Some supermarkets have started to rise to the challenge. Tesco, in a brave move, decided not only to publish its levels of back-of-store food waste, but to audit some of its best-selling products across the whole supply chain of. It has developed an app that notifies charities what surplus food is available for collection from its stores each day. I saw a demonstration of that on Monday, and it really simplifies the process and makes it much easier for charities to know what food is available to them.

However, not all supermarkets are rising to the challenge, and they should be. Indeed, at the recent Stockholm food forum, some companies said that they would prefer to be legally obliged to deliver the UN food waste target, so that there is a level playing field, where not just the good guys are rising to the challenge, but everyone else is required to do so too.

The Minister would, no doubt, point to the Courtauld commitment, but it is a purely voluntary agreement; it does not cover large amounts of waste higher up the supply chain and its targets are unambitious. Indeed, 80% of progress on its previous targets came from tackling household food waste. I hope that the fourth phase, Courtauld 2025, will be much more ambitious than previous iterations.

As I began by saying, I do not believe that voluntary action alone can drive the change that is needed. The current approach of nudging us along the way, with a few good initiatives, some education and some encouragement, is not enough when the imperative for action is so great. We have an example of what Government action could achieve: the last Labour Government’s landfill tax was one of the most successful waste policies ever for driving behavioural change and for creating markets in more environmental forms of disposal such as anaerobic digestion.

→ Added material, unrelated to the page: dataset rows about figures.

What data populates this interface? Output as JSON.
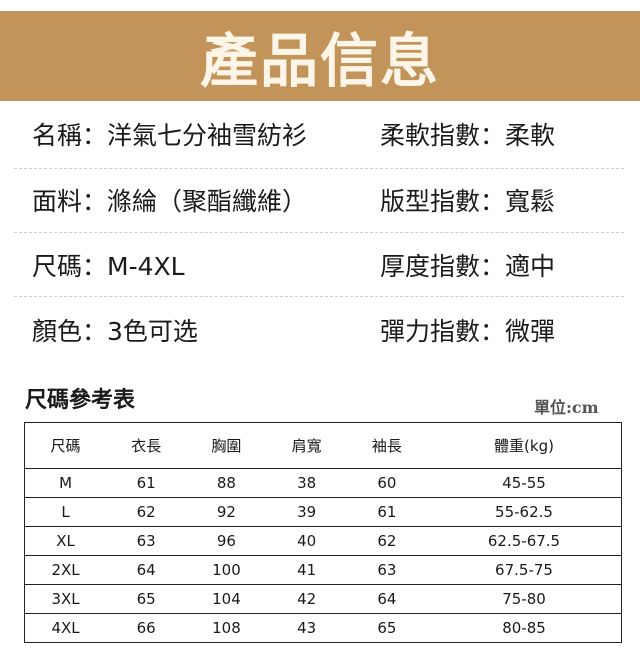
{
  "banner": {
    "title": "產品信息",
    "color": "#c29459"
  },
  "info": [
    {
      "left_label": "名稱：",
      "left_value": "洋氣七分袖雪紡衫",
      "right_label": "柔軟指數：",
      "right_value": "柔軟"
    },
    {
      "left_label": "面料：",
      "left_value": "滌綸（聚酯纖維）",
      "right_label": "版型指數：",
      "right_value": "寬鬆"
    },
    {
      "left_label": "尺碼：",
      "left_value": "M-4XL",
      "right_label": "厚度指數：",
      "right_value": "適中"
    },
    {
      "left_label": "顏色：",
      "left_value": "3色可选",
      "right_label": "彈力指數：",
      "right_value": "微彈"
    }
  ],
  "size_chart": {
    "title": "尺碼參考表",
    "unit": "單位:cm",
    "headers": [
      "尺碼",
      "衣長",
      "胸圍",
      "肩寬",
      "袖長",
      "體重(kg)"
    ],
    "rows": [
      [
        "M",
        "61",
        "88",
        "38",
        "60",
        "45-55"
      ],
      [
        "L",
        "62",
        "92",
        "39",
        "61",
        "55-62.5"
      ],
      [
        "XL",
        "63",
        "96",
        "40",
        "62",
        "62.5-67.5"
      ],
      [
        "2XL",
        "64",
        "100",
        "41",
        "63",
        "67.5-75"
      ],
      [
        "3XL",
        "65",
        "104",
        "42",
        "64",
        "75-80"
      ],
      [
        "4XL",
        "66",
        "108",
        "43",
        "65",
        "80-85"
      ]
    ]
  }
}
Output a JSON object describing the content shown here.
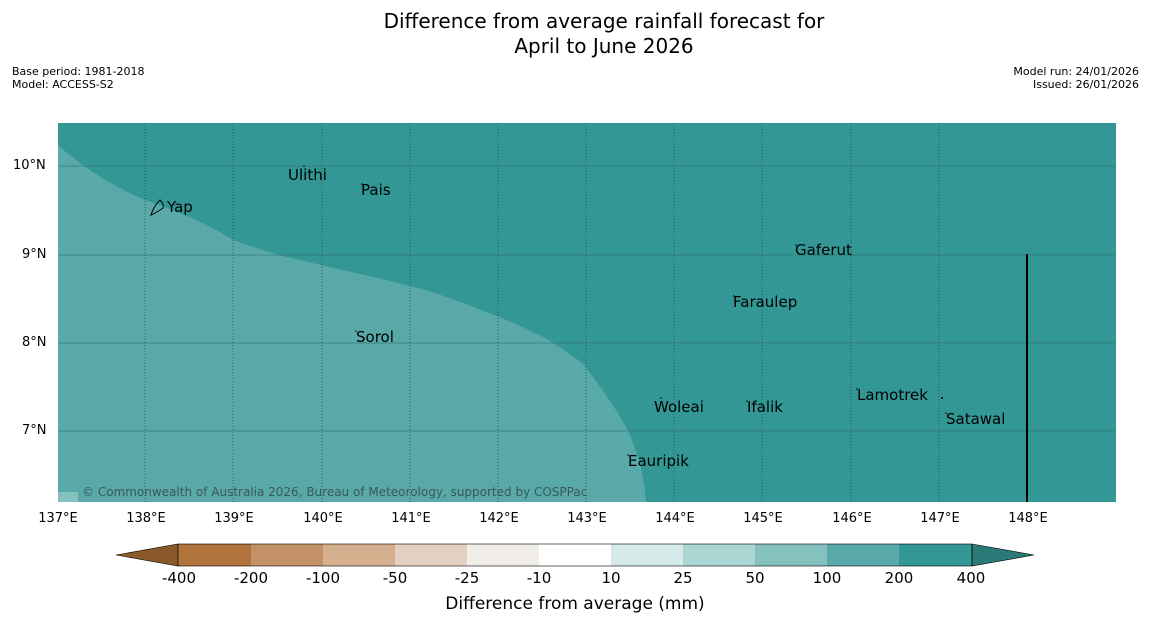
{
  "title_line1": "Difference from average rainfall forecast for",
  "title_line2": "April to June 2026",
  "base_period": "Base period: 1981-2018",
  "model": "Model: ACCESS-S2",
  "model_run": "Model run: 24/01/2026",
  "issued": "Issued: 26/01/2026",
  "copyright": "© Commonwealth of Australia 2026, Bureau of Meteorology, supported by COSPPac",
  "lat_labels": [
    "10°N",
    "9°N",
    "8°N",
    "7°N"
  ],
  "lon_labels": [
    "137°E",
    "138°E",
    "139°E",
    "140°E",
    "141°E",
    "142°E",
    "143°E",
    "144°E",
    "145°E",
    "146°E",
    "147°E",
    "148°E"
  ],
  "places": [
    "Yap",
    "Ulithi",
    "Pais",
    "Gaferut",
    "Faraulep",
    "Sorol",
    "Woleai",
    "Ifalik",
    "Lamotrek",
    "Satawal",
    "Eauripik"
  ],
  "colorbar": {
    "title": "Difference from average (mm)",
    "labels": [
      "-400",
      "-200",
      "-100",
      "-50",
      "-25",
      "-10",
      "10",
      "25",
      "50",
      "100",
      "200",
      "400"
    ],
    "colors": [
      "#b0733b",
      "#c29168",
      "#d4b08f",
      "#e4d0c1",
      "#f1ede8",
      "#ffffff",
      "#d5ebe9",
      "#abd6d4",
      "#84c1bf",
      "#5aa9a9",
      "#329795"
    ],
    "under_color": "#8a5a2b",
    "over_color": "#2a7a78"
  },
  "map_colors": {
    "wetter": "#329795",
    "slightly_wetter": "#5aa9a9"
  }
}
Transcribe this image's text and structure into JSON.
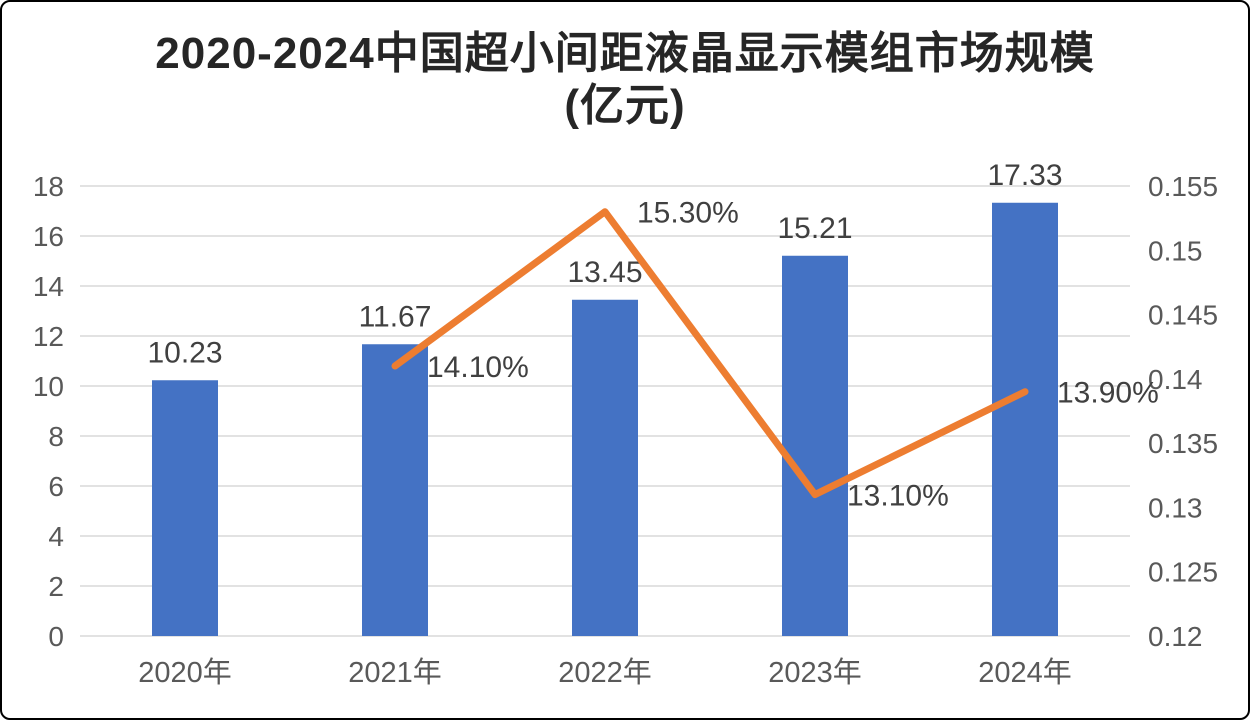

We can do the same for food waste, moving up the waste hierarchy, pushing for prevention and much more donation, and that is why I urge the Minister to support the Bill and politely ask him to have a word with his Whips to allow it to be considered in Committee, so that we can work together on this, drive forward the agenda in a really ambitious way and respond to the huge level of public support out there for action on this issue.

Question put and agreed to.

Ordered,

That Kerry McCarthy, Caroline Lucas, Zac Goldsmith, Margaret Ferrier, Huw Irranca-Davies, Seema Malhotra, Frank Field, Steve Rotheram, Dr Alan Whitehead, Daniel Zeichner and Mrs Emma Lewell-Buck present the Bill.

Kerry McCarthy accordingly presented the Bill.

Bill read the First time; to be read a Second time on Friday 29 January 2016, and to be printed (Bill 67).